Abstract

The mortality benefit of thrombolytic therapy for acute myocardial infarction (AMI) is strongly dependent on time to treatment. Recent observations suggest that time to treatment may be less important with primary percutaneous transluminal coronary angioplasty (PTCA). Patients with AMI of <12 hours duration, without cardiogenic shock, who were treated with primary PTCA from the Stent PAMI Trial (n = 1,232) were evaluated to assess the effect of time to reperfusion on outcomes. Thrombolysis In Myocardial Infarction grade 3 flow was achieved in a high proportion of patients regardless of time to treatment. Improvement in ejection fraction from baseline to 6 months was substantial with reperfusion at <2 hours but was modest and relatively independent of time to reperfusion after 2 hours (<2 hours, 12.3% vs ≥2 hours, 4.2%, p = 0.004). There were no differences in 1- or 6-month mortality by time to reperfusion (6-month mortality: <2 hours [5.5%], 2 to <4 hours [4.6%], 4 to <6 hours [4.5%], >6 hours [4.2%], p = 0.97).
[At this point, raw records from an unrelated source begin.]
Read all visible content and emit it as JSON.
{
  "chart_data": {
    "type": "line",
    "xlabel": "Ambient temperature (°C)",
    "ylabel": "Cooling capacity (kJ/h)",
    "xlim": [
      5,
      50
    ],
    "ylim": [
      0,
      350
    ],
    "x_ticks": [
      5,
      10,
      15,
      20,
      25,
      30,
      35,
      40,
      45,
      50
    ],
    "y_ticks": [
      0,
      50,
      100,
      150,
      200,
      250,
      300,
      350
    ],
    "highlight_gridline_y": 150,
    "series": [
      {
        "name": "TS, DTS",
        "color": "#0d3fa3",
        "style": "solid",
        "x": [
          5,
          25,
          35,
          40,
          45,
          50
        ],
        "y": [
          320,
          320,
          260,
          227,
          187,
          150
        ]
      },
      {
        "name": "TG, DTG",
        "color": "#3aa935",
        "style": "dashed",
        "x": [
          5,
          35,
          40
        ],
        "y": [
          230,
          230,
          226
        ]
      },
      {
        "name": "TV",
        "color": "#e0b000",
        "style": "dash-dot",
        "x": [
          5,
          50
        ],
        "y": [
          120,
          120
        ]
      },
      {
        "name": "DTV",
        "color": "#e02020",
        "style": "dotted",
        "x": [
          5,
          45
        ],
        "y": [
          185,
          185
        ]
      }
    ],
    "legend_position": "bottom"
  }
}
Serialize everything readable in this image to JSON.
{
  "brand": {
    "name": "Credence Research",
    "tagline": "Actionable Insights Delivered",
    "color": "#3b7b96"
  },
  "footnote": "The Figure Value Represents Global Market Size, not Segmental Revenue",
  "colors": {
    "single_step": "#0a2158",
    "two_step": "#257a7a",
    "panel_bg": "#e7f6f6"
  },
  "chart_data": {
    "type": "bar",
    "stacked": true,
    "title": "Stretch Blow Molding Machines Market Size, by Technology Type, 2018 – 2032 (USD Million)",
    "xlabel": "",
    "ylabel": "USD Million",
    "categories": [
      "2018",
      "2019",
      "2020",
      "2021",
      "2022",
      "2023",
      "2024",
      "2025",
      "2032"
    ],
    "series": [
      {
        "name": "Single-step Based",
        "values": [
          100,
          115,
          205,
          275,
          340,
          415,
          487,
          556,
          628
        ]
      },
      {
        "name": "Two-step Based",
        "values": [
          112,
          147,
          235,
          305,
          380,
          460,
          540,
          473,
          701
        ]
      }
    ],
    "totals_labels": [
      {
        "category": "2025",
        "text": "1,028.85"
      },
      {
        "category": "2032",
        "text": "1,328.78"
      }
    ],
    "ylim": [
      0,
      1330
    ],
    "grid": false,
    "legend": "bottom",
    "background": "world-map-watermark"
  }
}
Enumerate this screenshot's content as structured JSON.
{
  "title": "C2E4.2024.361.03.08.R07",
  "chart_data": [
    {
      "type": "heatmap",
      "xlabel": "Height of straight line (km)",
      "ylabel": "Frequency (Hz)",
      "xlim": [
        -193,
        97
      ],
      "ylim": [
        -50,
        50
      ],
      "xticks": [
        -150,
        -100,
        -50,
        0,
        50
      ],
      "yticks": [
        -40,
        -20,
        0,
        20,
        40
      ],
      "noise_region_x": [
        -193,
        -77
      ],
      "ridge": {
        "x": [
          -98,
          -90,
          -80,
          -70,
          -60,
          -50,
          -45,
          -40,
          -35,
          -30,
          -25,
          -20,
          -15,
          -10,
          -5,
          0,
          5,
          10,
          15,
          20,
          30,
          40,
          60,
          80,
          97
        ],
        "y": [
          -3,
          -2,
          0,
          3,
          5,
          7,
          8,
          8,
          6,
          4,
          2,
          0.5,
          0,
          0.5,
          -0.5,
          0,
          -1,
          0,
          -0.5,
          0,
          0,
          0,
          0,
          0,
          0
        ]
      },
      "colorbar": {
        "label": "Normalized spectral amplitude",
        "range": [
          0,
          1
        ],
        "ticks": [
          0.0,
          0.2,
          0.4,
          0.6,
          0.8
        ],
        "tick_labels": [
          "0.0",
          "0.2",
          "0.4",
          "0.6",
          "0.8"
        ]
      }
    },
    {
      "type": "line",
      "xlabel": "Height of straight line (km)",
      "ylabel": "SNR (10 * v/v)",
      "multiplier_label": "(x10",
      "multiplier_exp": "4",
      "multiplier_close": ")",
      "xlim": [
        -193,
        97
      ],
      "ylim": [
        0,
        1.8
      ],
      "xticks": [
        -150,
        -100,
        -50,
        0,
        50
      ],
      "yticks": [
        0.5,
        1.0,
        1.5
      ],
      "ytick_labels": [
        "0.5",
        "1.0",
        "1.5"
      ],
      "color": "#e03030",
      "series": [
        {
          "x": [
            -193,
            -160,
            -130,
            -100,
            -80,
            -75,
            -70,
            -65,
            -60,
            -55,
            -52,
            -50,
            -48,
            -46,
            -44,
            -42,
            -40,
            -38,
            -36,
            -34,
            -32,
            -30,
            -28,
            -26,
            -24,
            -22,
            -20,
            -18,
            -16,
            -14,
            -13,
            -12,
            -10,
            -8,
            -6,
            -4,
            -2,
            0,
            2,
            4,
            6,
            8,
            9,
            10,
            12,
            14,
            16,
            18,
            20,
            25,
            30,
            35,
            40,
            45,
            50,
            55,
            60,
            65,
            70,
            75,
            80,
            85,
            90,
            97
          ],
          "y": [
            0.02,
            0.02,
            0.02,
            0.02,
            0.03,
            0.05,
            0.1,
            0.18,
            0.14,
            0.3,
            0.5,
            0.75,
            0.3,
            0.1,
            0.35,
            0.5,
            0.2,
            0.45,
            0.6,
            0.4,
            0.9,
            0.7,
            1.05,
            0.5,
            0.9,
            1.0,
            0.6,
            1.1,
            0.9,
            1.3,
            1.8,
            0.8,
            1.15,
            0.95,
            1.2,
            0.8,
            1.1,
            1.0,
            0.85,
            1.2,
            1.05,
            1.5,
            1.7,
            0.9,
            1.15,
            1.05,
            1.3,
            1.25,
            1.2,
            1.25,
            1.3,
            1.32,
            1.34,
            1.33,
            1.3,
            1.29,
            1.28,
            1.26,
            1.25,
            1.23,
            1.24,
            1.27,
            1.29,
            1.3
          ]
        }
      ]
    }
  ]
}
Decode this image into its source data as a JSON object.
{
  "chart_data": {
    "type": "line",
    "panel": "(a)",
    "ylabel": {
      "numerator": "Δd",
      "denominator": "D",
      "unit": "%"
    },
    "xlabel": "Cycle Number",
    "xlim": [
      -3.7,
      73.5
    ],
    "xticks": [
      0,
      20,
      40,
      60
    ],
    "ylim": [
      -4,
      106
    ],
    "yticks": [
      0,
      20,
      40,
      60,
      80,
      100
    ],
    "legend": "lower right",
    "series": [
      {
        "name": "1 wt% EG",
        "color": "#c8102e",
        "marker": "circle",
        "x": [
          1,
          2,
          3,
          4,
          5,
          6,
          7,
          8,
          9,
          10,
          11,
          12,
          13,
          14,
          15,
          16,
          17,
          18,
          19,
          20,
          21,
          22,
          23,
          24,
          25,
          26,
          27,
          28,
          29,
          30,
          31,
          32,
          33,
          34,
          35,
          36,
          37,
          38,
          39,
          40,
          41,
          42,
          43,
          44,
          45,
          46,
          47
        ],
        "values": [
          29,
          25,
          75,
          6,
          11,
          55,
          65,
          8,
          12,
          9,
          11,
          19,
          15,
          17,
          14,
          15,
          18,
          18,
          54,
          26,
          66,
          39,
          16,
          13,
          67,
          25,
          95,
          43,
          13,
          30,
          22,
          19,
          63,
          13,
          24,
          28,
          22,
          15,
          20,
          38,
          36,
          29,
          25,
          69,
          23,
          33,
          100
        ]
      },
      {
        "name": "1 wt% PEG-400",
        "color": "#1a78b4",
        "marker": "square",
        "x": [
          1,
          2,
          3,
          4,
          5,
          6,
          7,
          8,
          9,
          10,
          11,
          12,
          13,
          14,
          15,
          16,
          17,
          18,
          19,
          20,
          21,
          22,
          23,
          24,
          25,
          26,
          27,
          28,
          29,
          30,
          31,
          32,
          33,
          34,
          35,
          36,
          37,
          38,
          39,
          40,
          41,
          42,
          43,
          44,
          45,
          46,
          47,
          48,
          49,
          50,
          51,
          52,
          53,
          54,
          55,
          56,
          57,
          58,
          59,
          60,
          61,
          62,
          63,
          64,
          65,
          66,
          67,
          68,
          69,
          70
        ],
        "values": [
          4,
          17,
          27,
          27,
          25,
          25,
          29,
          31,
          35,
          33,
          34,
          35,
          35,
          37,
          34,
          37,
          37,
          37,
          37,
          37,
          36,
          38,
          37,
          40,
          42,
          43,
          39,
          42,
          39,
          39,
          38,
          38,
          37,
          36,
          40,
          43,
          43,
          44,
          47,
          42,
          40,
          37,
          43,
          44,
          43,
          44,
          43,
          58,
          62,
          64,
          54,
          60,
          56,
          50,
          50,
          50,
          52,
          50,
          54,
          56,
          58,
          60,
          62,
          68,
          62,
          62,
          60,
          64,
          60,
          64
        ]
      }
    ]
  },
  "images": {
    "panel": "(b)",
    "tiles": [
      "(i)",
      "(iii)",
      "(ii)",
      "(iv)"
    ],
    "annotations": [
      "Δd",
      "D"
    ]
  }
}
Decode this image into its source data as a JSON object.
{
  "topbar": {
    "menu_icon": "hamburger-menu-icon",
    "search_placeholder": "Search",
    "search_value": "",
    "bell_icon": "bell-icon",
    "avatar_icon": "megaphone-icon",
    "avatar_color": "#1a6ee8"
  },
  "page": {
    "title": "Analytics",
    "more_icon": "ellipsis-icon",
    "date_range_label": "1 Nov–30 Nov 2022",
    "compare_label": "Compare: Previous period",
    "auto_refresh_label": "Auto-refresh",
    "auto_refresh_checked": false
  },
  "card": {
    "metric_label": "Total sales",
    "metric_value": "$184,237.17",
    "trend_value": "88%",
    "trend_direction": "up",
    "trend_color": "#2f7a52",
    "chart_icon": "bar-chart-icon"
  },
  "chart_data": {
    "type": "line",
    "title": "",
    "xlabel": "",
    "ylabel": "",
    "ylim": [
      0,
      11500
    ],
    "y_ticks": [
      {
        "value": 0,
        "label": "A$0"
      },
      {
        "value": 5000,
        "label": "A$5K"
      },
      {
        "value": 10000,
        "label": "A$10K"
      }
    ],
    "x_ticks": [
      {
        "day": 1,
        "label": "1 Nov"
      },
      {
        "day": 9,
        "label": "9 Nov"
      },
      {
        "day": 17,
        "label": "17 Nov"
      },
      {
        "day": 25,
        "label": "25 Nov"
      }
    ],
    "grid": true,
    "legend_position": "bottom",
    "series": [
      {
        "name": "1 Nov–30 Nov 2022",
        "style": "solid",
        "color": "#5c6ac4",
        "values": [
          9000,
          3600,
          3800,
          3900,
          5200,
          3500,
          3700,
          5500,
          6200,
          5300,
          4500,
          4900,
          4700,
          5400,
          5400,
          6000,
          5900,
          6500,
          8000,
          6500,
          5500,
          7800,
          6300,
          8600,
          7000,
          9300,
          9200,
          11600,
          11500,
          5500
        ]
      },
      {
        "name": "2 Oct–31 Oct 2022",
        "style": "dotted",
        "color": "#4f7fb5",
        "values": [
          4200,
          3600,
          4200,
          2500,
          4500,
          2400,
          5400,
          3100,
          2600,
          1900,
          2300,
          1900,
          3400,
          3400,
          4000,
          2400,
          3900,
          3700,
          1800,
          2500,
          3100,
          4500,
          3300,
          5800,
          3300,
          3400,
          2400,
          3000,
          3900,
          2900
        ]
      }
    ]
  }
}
There were also no differences in other clinical outcomes by time to reperfusion, except that reinfarction and infarct artery reocclusion at 6 months were more frequent with later reperfusion. The lack of correlation between time to treatment and mortality in patients without cardiogenic shock suggests that the survival benefit of primary PTCA may be related principally to factors other than myocardial salvage. These data may also have implications regarding the triage of patients with AMI for primary PTCA.